Thanks for all the ideas people.


----------



## SilkMoneyLove (Nov 1, 2010)

*A newb checks in - more planning*

I want to help with trail work, but I either don't get enough warning, or the time of the work doesn't fit my schedule. Example, trail work at 3pm during the week isn't possible for me. So, all I would want would be to have ample warning so I can plan to be there.

As a motorcyclist, I give back to the MC community and as an MTBer, I want to give back to this community as well. So far, I leave extra trail maps at the trail head, since they are always out, but I could do some trail work if I get enough time to schedule it in.

Planners are responsible people. You want them as volunteers because they even bring their own tools ;-) Facebook helps get the word out on trail building days, just need to do it far enough in advance.

That is my .02. Hope it helps.


----------



## ebxtreme (Jan 6, 2004)

Here's a post I put up last October in the WA forum related to this topic.

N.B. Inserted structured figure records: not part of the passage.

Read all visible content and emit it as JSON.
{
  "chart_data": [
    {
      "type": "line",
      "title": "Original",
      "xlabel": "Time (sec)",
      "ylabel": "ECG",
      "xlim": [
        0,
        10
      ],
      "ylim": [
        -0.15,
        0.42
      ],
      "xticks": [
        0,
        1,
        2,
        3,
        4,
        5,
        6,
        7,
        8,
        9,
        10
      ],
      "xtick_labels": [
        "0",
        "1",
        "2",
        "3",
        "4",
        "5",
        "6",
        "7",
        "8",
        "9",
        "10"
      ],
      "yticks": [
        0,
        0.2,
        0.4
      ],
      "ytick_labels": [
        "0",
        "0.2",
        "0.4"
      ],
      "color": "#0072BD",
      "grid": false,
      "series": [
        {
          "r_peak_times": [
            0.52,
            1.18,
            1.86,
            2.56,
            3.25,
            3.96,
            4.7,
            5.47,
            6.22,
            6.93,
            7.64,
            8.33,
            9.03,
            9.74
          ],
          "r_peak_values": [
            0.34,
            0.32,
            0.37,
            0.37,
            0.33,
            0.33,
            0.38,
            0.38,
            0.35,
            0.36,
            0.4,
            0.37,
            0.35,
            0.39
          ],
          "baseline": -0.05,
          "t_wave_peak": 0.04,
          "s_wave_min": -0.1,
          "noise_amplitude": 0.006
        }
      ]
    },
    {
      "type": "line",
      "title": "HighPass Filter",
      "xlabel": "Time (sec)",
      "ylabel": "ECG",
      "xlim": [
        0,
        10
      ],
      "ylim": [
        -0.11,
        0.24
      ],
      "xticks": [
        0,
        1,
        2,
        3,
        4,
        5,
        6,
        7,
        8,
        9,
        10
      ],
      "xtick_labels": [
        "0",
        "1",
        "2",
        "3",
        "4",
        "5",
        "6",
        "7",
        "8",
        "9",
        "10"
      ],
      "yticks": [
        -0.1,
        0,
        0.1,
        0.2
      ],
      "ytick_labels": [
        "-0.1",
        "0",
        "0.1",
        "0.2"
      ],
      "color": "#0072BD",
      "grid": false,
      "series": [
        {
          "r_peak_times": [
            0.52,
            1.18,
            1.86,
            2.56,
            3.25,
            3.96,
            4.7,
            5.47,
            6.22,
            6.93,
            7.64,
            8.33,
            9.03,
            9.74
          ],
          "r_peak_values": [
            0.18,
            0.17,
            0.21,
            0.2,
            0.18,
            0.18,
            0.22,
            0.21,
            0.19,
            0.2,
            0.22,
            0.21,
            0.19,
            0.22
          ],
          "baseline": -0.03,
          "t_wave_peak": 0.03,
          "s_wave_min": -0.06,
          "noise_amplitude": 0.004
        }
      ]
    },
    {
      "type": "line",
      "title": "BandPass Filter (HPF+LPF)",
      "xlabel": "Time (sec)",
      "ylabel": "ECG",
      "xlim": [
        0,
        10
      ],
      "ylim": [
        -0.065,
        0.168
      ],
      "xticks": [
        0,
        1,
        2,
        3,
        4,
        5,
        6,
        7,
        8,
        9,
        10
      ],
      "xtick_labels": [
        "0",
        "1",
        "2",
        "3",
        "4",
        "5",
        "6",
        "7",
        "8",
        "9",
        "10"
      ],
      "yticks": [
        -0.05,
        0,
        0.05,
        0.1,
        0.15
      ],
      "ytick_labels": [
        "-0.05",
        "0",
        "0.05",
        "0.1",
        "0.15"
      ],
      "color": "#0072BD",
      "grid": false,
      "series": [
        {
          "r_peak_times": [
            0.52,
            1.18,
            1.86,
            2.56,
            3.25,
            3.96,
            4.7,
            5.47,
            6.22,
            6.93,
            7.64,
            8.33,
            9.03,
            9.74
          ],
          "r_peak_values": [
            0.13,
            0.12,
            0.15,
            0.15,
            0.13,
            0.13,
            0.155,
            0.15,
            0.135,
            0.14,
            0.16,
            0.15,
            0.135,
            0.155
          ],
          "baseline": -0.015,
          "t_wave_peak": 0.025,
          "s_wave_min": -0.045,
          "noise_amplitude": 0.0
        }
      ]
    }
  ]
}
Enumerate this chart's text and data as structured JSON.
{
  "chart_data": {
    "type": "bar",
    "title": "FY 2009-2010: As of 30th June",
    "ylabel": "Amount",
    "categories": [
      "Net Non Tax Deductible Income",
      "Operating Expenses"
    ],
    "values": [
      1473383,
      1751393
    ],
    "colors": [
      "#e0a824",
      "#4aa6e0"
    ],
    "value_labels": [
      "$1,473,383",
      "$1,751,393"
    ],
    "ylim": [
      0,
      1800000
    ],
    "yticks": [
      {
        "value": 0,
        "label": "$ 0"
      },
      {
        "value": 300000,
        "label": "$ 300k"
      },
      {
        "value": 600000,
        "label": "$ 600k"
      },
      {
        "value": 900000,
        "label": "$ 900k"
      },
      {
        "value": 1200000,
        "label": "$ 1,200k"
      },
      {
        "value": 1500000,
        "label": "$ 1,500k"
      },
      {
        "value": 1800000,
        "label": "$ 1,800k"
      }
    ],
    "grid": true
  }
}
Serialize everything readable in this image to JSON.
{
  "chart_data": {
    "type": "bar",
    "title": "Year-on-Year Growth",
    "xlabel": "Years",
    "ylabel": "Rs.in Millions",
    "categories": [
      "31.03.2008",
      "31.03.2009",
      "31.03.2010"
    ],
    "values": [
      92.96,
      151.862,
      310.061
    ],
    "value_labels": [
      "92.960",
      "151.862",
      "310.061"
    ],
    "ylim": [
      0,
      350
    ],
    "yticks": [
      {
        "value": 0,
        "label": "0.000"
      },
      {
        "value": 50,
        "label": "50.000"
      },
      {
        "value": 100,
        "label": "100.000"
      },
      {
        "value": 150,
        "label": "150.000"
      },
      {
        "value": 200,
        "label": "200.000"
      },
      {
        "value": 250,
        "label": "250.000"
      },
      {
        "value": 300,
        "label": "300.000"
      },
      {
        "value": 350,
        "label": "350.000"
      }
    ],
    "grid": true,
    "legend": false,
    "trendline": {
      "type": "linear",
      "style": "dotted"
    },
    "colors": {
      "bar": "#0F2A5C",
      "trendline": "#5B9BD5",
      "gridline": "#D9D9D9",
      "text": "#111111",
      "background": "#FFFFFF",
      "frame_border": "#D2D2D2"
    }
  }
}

Hope it helps!

EB

------------------------------------------------------------------------------------------

It ain't rocket science to get folks to help maintain trails, but it does take work.

1. You give them plenty of notice. (see the link on my signature as an example)

2. You give the volunteers an idea of the plan of and what's going to happen on said day. Some folks deliberately skip certain days because they may not ride a certain trail or whatever. No biggie.

3. You do a lot of prep work and pre-planning. For instance, as a crew leader, I often do a handful of days of prep to make sure a big trailday is successful. That usually involves walking the trail and making notes. Last year, I started to take orange marking paint and writing stuff like "F" or "D" or "SL" on the trail. I also try to get all of my cutting done ahead of time....stuff like clearing a corridor if we're building a new section or cutting stringers, so things go much quicker on a trailday. For the initial cut in of Atomic Dog last year, I put in 17 days of clearing with the help of a couple of buddies, so on the trailday, we were able to put in 2/3 mile of new trail that was totally rideable. Folks get stoked on that kind of progress!

As someone that's been out on a few disorganized traildays, I became super frustrated with standing around waiting for something to do or the proper tools or materials. As a crew leader, I understand folks are taking a day away from their family or off the bike to help out and, as such, I try to ensure they've got something to do and the tools to do it with. No one wants to feel like they wasted a day and didn't' get sh*t done.

4. Morning briefings the day of explain what we're doing and reiterate the goals for the day.

5. Break up sections and get experienced people to own certain sections. We're blessed to have a culture of trailwork up here, so I've usually got 10-20 folks that are hardcore builders who can grab 5-10 people and get a TON of work done.

6. On big traildays, Hawk, myself or Durand (trail leaders) rarely do much actual trailwork. If we've done our jobs with pre-planning and organizing, then I should be walking the trail to check in with everyone giving them feedback/input. If someone needs a certain tool, wheelbarrow, chainsaw or whatever, I make sure they've got what they need. Again, this comes down to folks feeling like their time is valued. Of course, it gives us a chance to shoot the breeze and there's usually good banter involved.

7. Food - We are blessed to have sponsors and shops who "get it" when it comes to trailwork. They're all riders and see the direct benefits it brings to them. They also do heavy promotion of the traildays to their customers. All of our traildays have coffee/pastries in the A.M. and then lunch during the day courtesy of the sponsors. Some will even throw in schwag for a raffle. Keeping folks fed and properly hydrated goes a long way to keeping folks working and getting a boatload of work done.

8. Last, but not least, make it FUN and show your appreciation for everyone. I know Borneo and I use the quote pretty often "many hands makes light work". It's so true and we are genuinely grateful for everyone that comes out on these days. I don't expect everyone to be inflicted with my sickness for trailwork, but showing up for a handful of days a year DOES go a long way to keeping the trails running well. On days where we get done and have the time, we'll often do "flow checks" with some shuttles on the hill.....folks LOVE that stuff.

Cheers,
EB


----------